Mrs. Higgins lived with her legless brother and her blind husband in a tall, narrow old house in Nottingham. The room I rented from her in the 1950s was just below her sitting room, where she kept a life-size portrait of Lenin. She embraced Communism with the same uncritical enthusiasm with which she welcomed her lodgers. Every Thursday night she hosted a meeting of the local Communist society, and in my room below I would hear the stamp of feet and the muffled chorus of some rousing song. At Christmas, Mrs. Higgins sent me a card with a procession of skeletons marching across the front, carrying a black coffin with the word capitalism painted on it. The message beneath read: Happy Christmas!
Mrs. Higgins’ brother Fred had lost his legs in the war. He had two artificial ones that he hated wearing, so at home he went swinging about on his stumps. At night I would feel my way up the winding, windowless staircase, and I never got used to meeting Fred’s legless torso thumping his way down from step to step for a late-night cup of cocoa.
The kitchen was a dark, gloomy cavern in the basement. The only light came from a dangling bulb in a plum-coloured shade, heavy with tassels, which swung slowly back and forth over the table, sending grotesque shadows into the corners of the room. Here Mrs. Higgins’ blind husband spent most of his days in the company of the family cat, a large tabby. Mr. Higgins would sit at the table eating his meals out of a large roasting pan, while the tabby sat at his elbow, daintily licking from the same pan. It was Mrs. Higgins’ habit, after she’d made a good fry-up—a daily occurrence—to put the greasy skillet on the floor for the tabby to lick clean. Then the skillet would go back on the stove for the next meal. I tried not to visit the kitchen too often, and when I did, I was thankful for the dim lighting.
Mrs. Higgins loved to make ginger beer. She produced vast quantities of it, and because the house was short of storage space, she kept most of it on a long row of shelves under the window in my room. Unfortunately she hadn’t got the corking procedure down quite right, and every so often I would fly out of bed at what sounded like rifle shots as the bottles exploded, one after another. This added considerably to the suspense of my amorous evenings with my boyfriend, who became more jittery every time his attempt at sex was met by a hail of gunfire.
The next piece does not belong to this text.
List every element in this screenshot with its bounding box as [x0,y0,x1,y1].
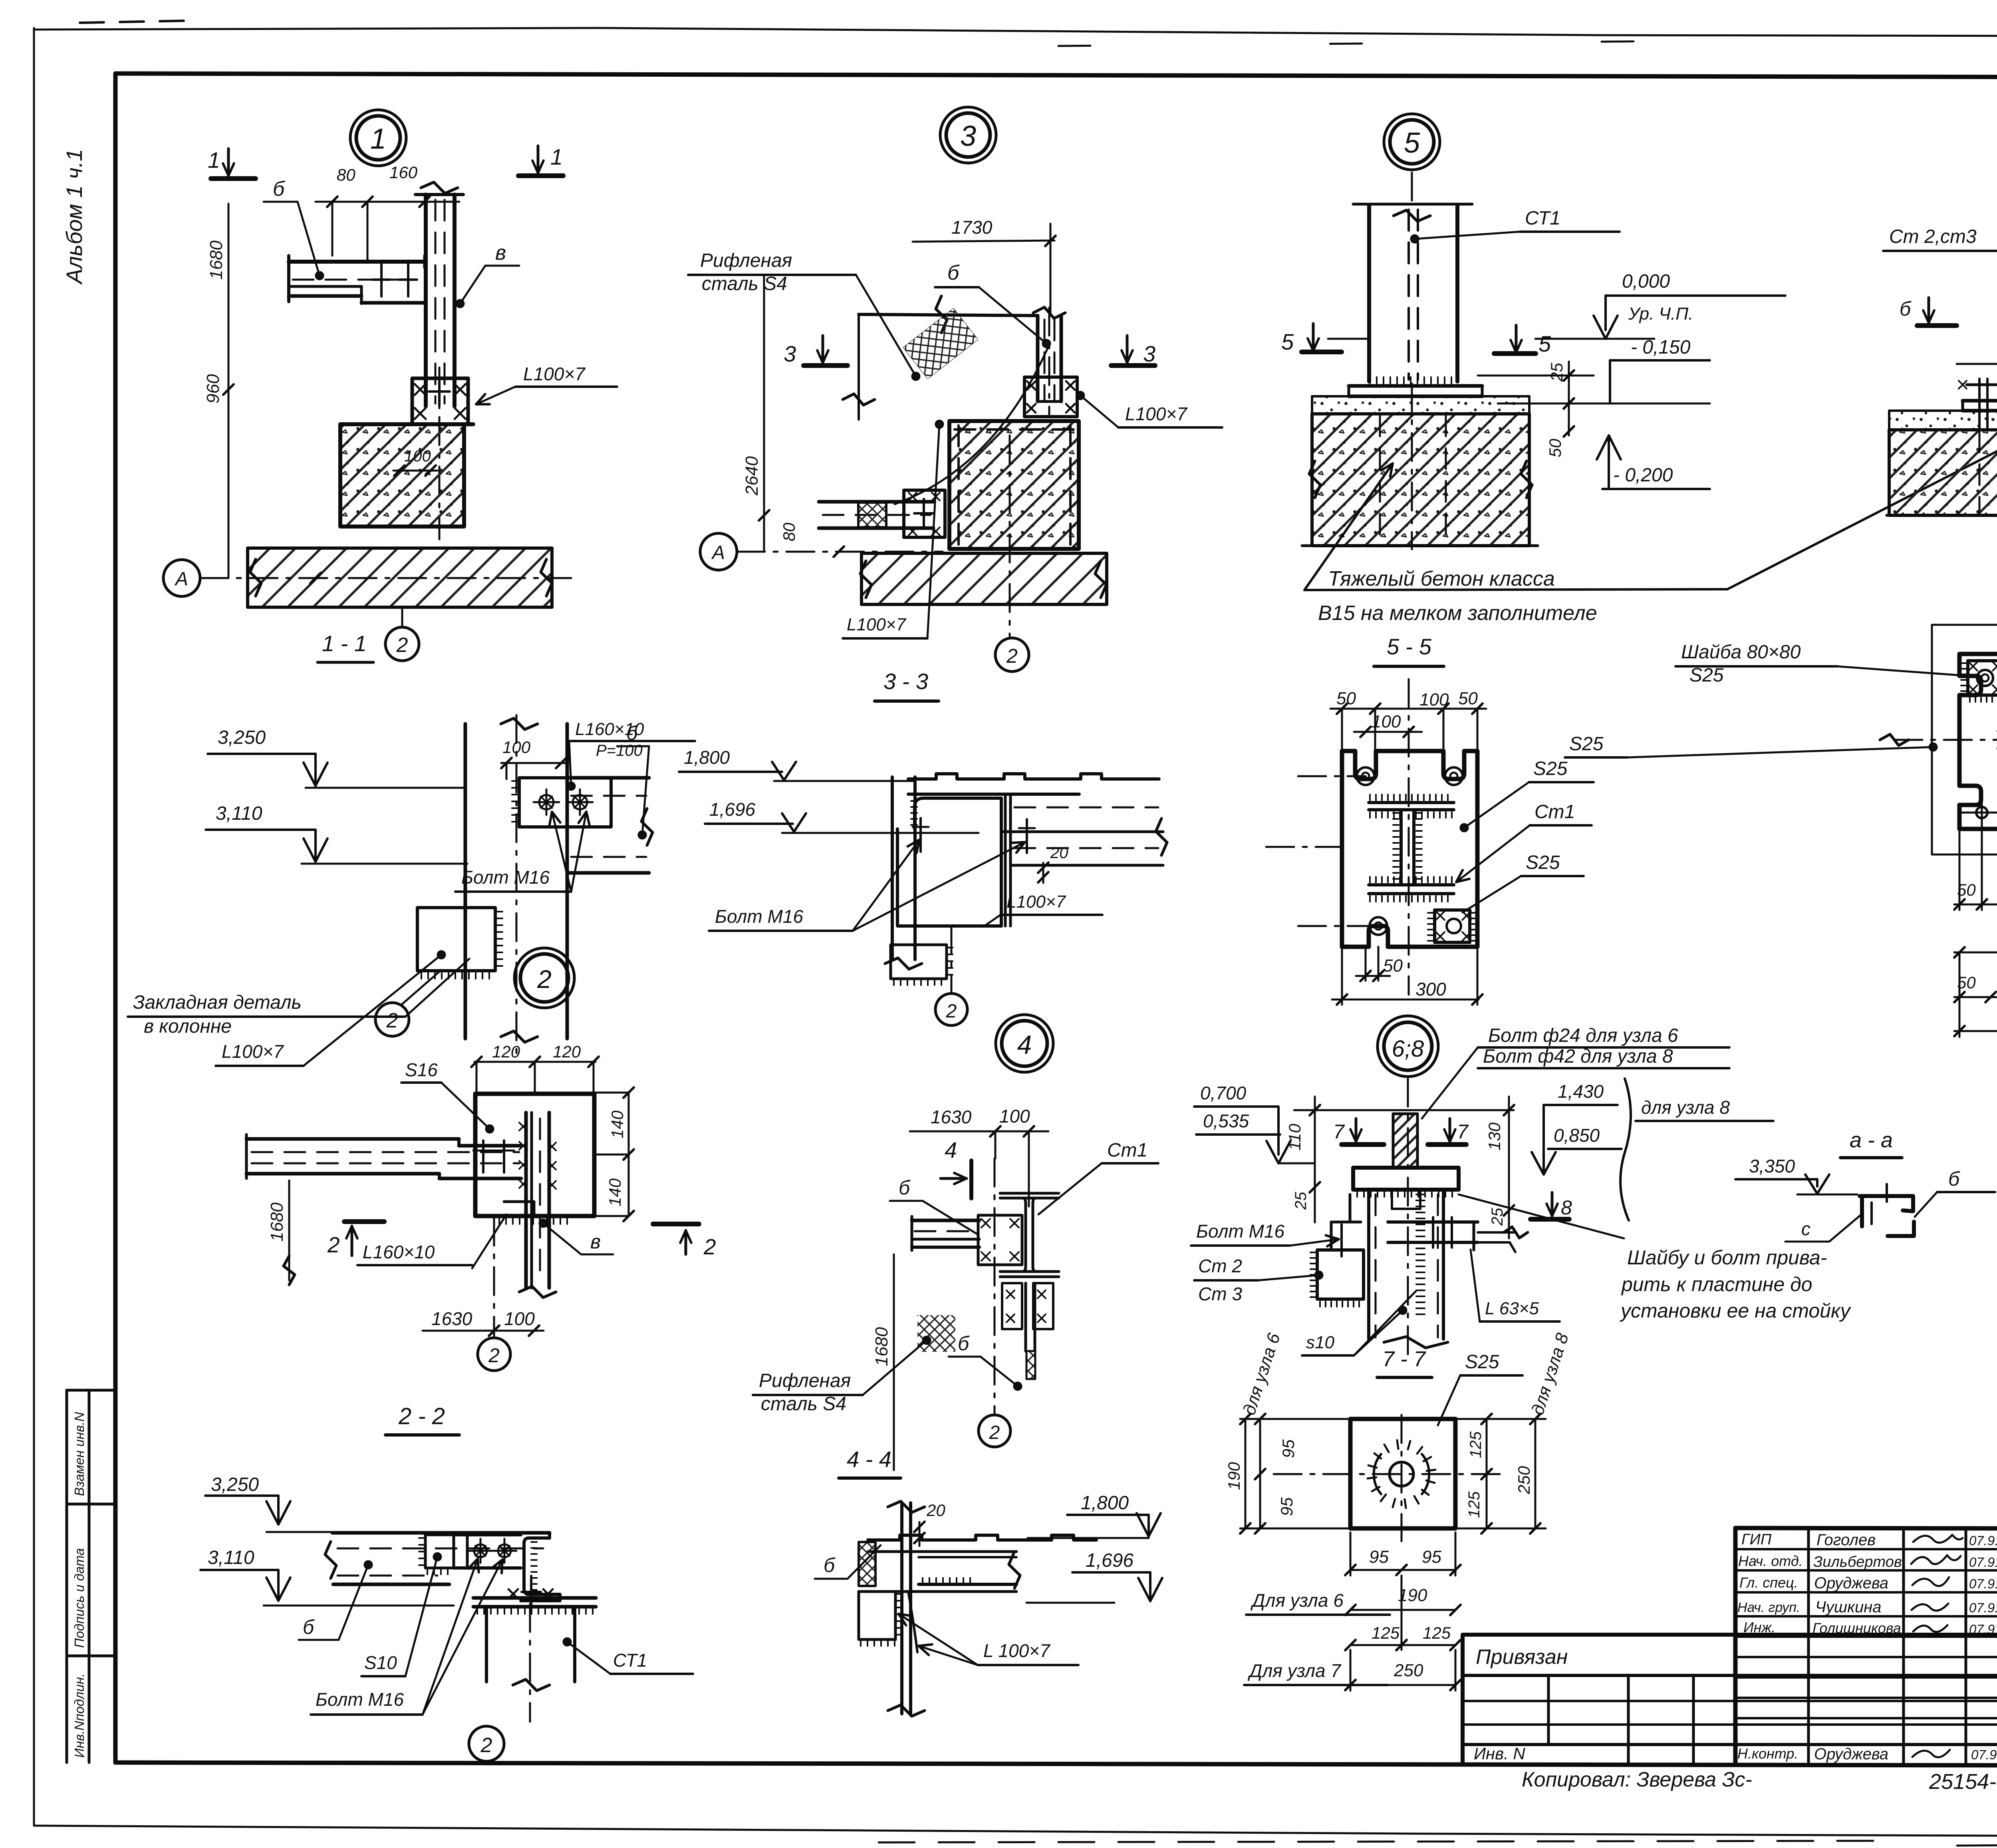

But everything is relative, as I realized when I began to spend vacations in Glasgow with my grandmother. She was a dour Scot who believed that life was grim, and that whatever you did, the important thing was not to enjoy it. Fortunately, when visiting her, that was not difficult.
The only warm room in the house was the kitchen. A vast cast-iron stove almost covered one wall and some hellish brew was always bubbling over the fire. Usually it was boiled mutton, a big vat of greasy grey water with fatty lumps of sheep floating on the surface. Nothing else—no onions, no carrots, not even salt and pepper. It was served in vast white soup dishes. The experience of forcing it down was not for the faint of heart. Hanging on the wall above the kitchen table as we ate was a murky painting of some Highland cattle, doomed forever to huddle together shivering in some frigid gale.
After a week at my grandmother’s house, I couldn’t wait to return to the genial Mrs. Higgins’ boarding house—legless torsos, chorusing Communists, exploding ginger beer and all.